How we cite our quotes:
Often the lone-dweller waits for favor,
mercy of the Measurer, though he unhappy
across the seaways long time must
stir with his hands the rime-cold sea,
We learn here that the person in question travels "unhappy," implying that he doesn't want to travel, but is forced to for some reason. Also, he's called a "lone-dweller." An Anglo-Saxon would be unlikely to travel alone unless he was separated from his kinsmen by circumstances beyond his control. Both of these descriptions of the person point to his status as an exile, someone forced to travel away from his friends and family. The fact that he treads "exile-tracks" confirms our assumption. This last description of the speaker conveys that the way of the exile is a well-established one: the person follows in the footsteps of others, sharing the same experience they have had.
So must I my heart –
often wretched with cares, deprived of homeland,
fasten with fetters.
If there was any doubt in our minds about whether our speaker's an exile, these lines remove it. He calls himself "deprived of homeland," so we know that he's been forced to leave it for some reason. The fact that he's also "wretched with cares" suggests that he left for reasons beyond his control.

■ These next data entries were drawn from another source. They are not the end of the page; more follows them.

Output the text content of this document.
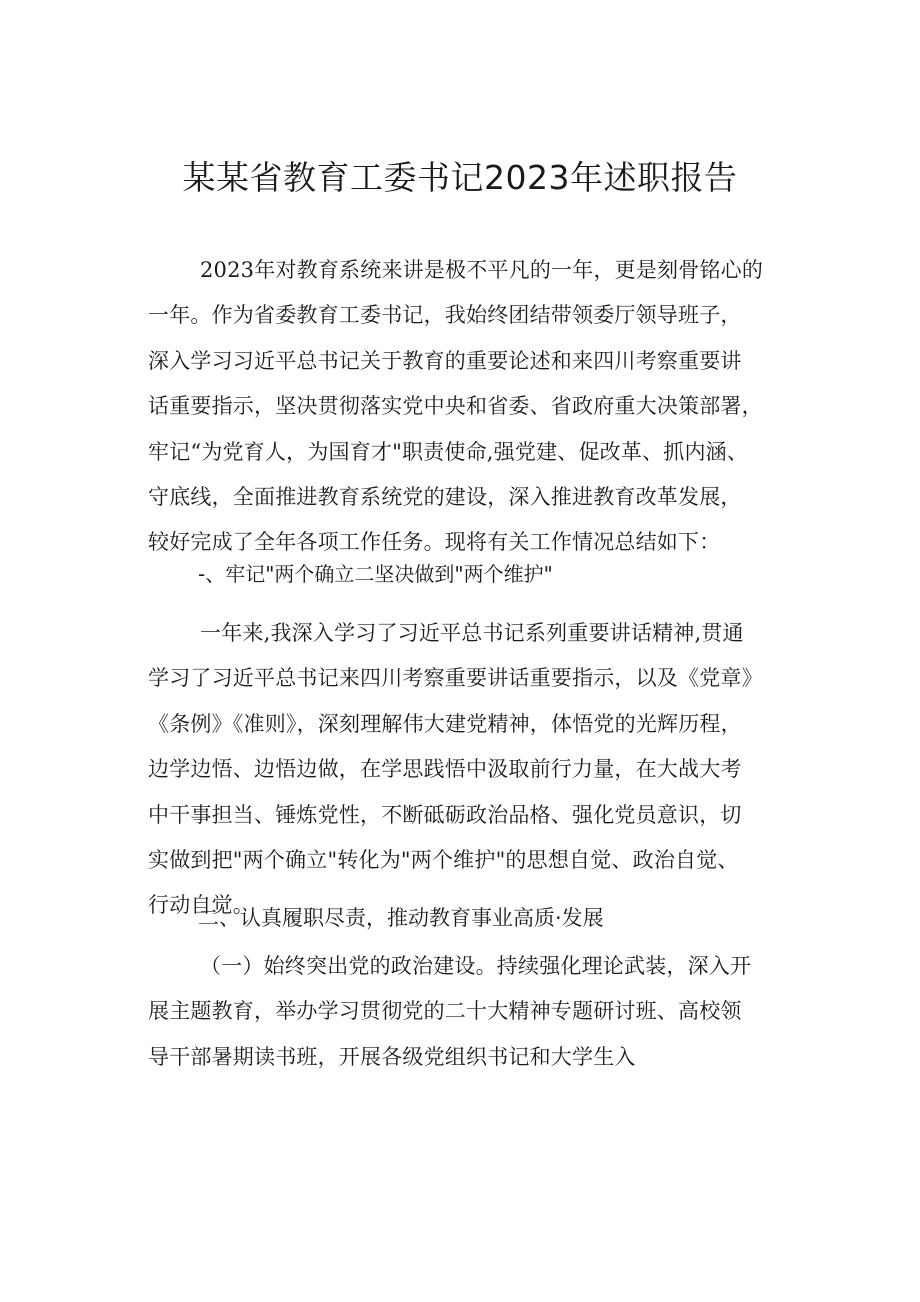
某某省教育工委书记2023年述职报告

2023年对教育系统来讲是极不平凡的一年，更是刻骨铭心的
一年。作为省委教育工委书记，我始终团结带领委厅领导班子，
深入学习习近平总书记关于教育的重要论述和来四川考察重要讲
话重要指示，坚决贯彻落实党中央和省委、省政府重大决策部署，
牢记“为党育人，为国育才"职责使命,强党建、促改革、抓内涵、
守底线，全面推进教育系统党的建设，深入推进教育改革发展，
较好完成了全年各项工作任务。现将有关工作情况总结如下：

-、牢记"两个确立二坚决做到"两个维护"

一年来,我深入学习了习近平总书记系列重要讲话精神,贯通
学习了习近平总书记来四川考察重要讲话重要指示，以及《党章》
《条例》《准则》，深刻理解伟大建党精神，体悟党的光辉历程，
边学边悟、边悟边做，在学思践悟中汲取前行力量，在大战大考
中干事担当、锤炼党性，不断砥砺政治品格、强化党员意识，切
实做到把"两个确立"转化为"两个维护"的思想自觉、政治自觉、
行动自觉。

二、认真履职尽责，推动教育事业高质·发展

（一）始终突出党的政治建设。持续强化理论武装，深入开
展主题教育，举办学习贯彻党的二十大精神专题研讨班、高校领
导干部暑期读书班，开展各级党组织书记和大学生入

[…] Long ago earth covered
my lord in darkness, and I, wretched,
mad and desolate as winter,
over the wave's binding sought, hall-dreary,
a giver of treasure, where far or near
I might find one.
The speaker explains the reason for his aimless wandering and suggests a reason for his exile. He has buried his lord and now looks for another one. A lord was an absolute necessity for an Anglo-Saxon warrior, the source of protection and wealth, and the mead-hall where the warrior found shelter. The speaker calls himself "hall-dreary," by which he probably means he's sad because he doesn't have a hall anymore.